И двинулся прочь. Карбальо пошел следом. Он вдруг заметил, что у них с писателем одинаковые папки под мышкой – черной кожи, с металлическими уголками. И увидел в этом предзнаменование удачи или по крайней мере добрый знак – как известно, в совпадения он не верил. Лавируя между прохожими, стараясь не споткнуться о зазоры в брусчатке, не отстать от Морено-Дюрана и не потерять его из виду, Карбальо продолжал просить, чтобы он его выслушал, хотя бы для того, чтобы всю жизнь потом не спрашивать себя, что же это за чудесную такую книгу предлагали ему написать, хотя бы для того, чтобы в смертный свой час не думать, что вот – опоздал на поезд, а следующего не будет.
– Я не знал, что творит рак, – сказал он. – Эрре-Аче никогда прежде не видел и потому не мог сравнить. И не мог подумать: ух, как он похудел. Или: должно быть, он серьезно болен.

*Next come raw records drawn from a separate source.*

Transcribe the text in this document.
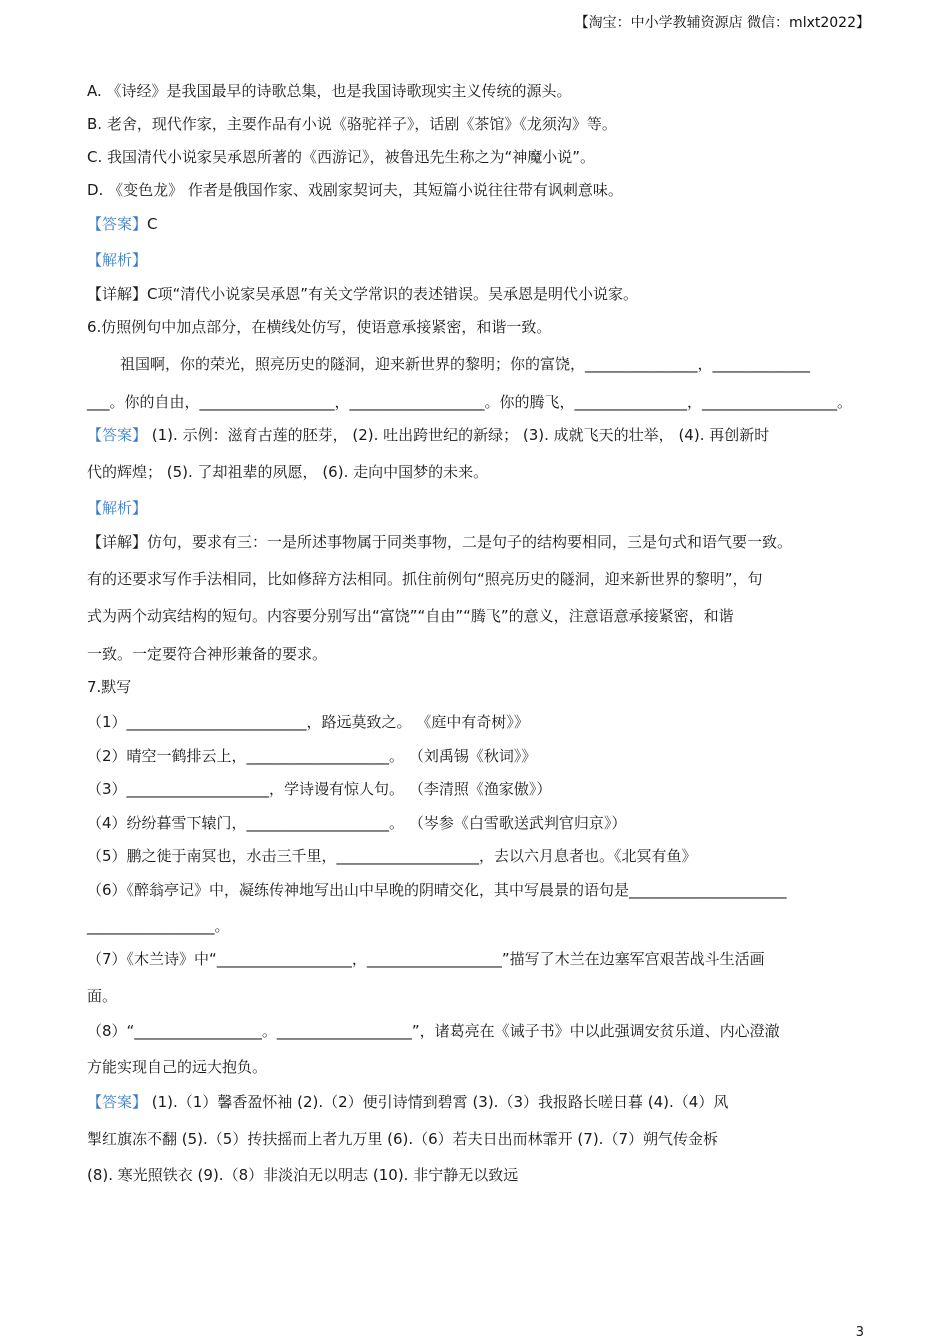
【淘宝：中小学教辅资源店 微信：mlxt2022】
A. 《诗经》是我国最早的诗歌总集，也是我国诗歌现实主义传统的源头。
B. 老舍，现代作家，主要作品有小说《骆驼祥子》，话剧《茶馆》《龙须沟》等。
C. 我国清代小说家吴承恩所著的《西游记》，被鲁迅先生称之为“神魔小说”。
D. 《变色龙》 作者是俄国作家、戏剧家契诃夫，其短篇小说往往带有讽刺意味。
【答案】C
【解析】
【详解】C项“清代小说家吴承恩”有关文学常识的表述错误。吴承恩是明代小说家。
6.仿照例句中加点部分，在横线处仿写，使语意承接紧密，和谐一致。
祖国啊，你的荣光，照亮历史的隧洞，迎来新世界的黎明；你的富饶，_______________，_____________
___。你的自由，__________________，__________________。你的腾飞，_______________，__________________。
【答案】 (1). 示例：滋育古莲的胚芽， (2). 吐出跨世纪的新绿； (3). 成就飞天的壮举， (4). 再创新时
代的辉煌； (5). 了却祖辈的夙愿， (6). 走向中国梦的未来。
【解析】
【详解】仿句，要求有三：一是所述事物属于同类事物，二是句子的结构要相同，三是句式和语气要一致。
有的还要求写作手法相同，比如修辞方法相同。抓住前例句“照亮历史的隧洞，迎来新世界的黎明”，句
式为两个动宾结构的短句。内容要分别写出“富饶”“自由”“腾飞”的意义，注意语意承接紧密，和谐
一致。一定要符合神形兼备的要求。
7.默写
（1）________________________，路远莫致之。 《庭中有奇树》》
（2）晴空一鹤排云上，___________________。 （刘禹锡《秋词》》
（3）___________________，学诗谩有惊人句。 （李清照《渔家傲》）
（4）纷纷暮雪下辕门，___________________。 （岑参《白雪歌送武判官归京》）
（5）鹏之徙于南冥也，水击三千里，___________________，去以六月息者也。《北冥有鱼》
（6）《醉翁亭记》中，凝练传神地写出山中早晚的阴晴交化，其中写晨景的语句是_____________________
_________________。
（7）《木兰诗》中“__________________，__________________”描写了木兰在边塞军宫艰苦战斗生活画
面。
（8）“_________________。__________________”，诸葛亮在《诫子书》中以此强调安贫乐道、内心澄澈
方能实现自己的远大抱负。
【答案】 (1).（1）馨香盈怀袖 (2).（2）便引诗情到碧霄 (3).（3）我报路长嗟日暮 (4).（4）风
掣红旗冻不翻 (5).（5）抟扶摇而上者九万里 (6).（6）若夫日出而林霏开 (7).（7）朔气传金柝
(8). 寒光照铁衣 (9).（8）非淡泊无以明志 (10). 非宁静无以致远
3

Но вскоре, по его наблюдениям, Эрре-Аче стал поглядывать на него по-другому. Что выражал теперь этот взгляд? Смутное любопытство заинтригованного человека, неприязнь или тягостное ощущение, что кто-то сейчас вторгся даже в святая святых личной жизни – в его смертельную болезнь? Но Эрре-Аче шел дальше. Свернул по Седьмой на север – и Карбальо следом. Теперь он замолчал – то ли выбился из сил, то ли смирился с неудачей, – но шагал, не произнося больше ни слова, огибая встречных и не наступая на разложенные товары торговцев. И Эрре-Аче неизвестно почему – может быть, просто, чтобы заполнить паузу – вдруг спросил: «А почему я?» И этого простого вопроса хватило, чтобы на Карбальо снизошло озарение. «По той же самой причине, по какой я не напишу ее. Разумеется, я могу исписать триста страниц. Но это будет провалом, это все равно что выбросить в мусорную кучу все, чего я добился. Нет, эту книгу дано написать не каждому. А только тому, кто сочинил “Человека, видевшего черно-белые сны”».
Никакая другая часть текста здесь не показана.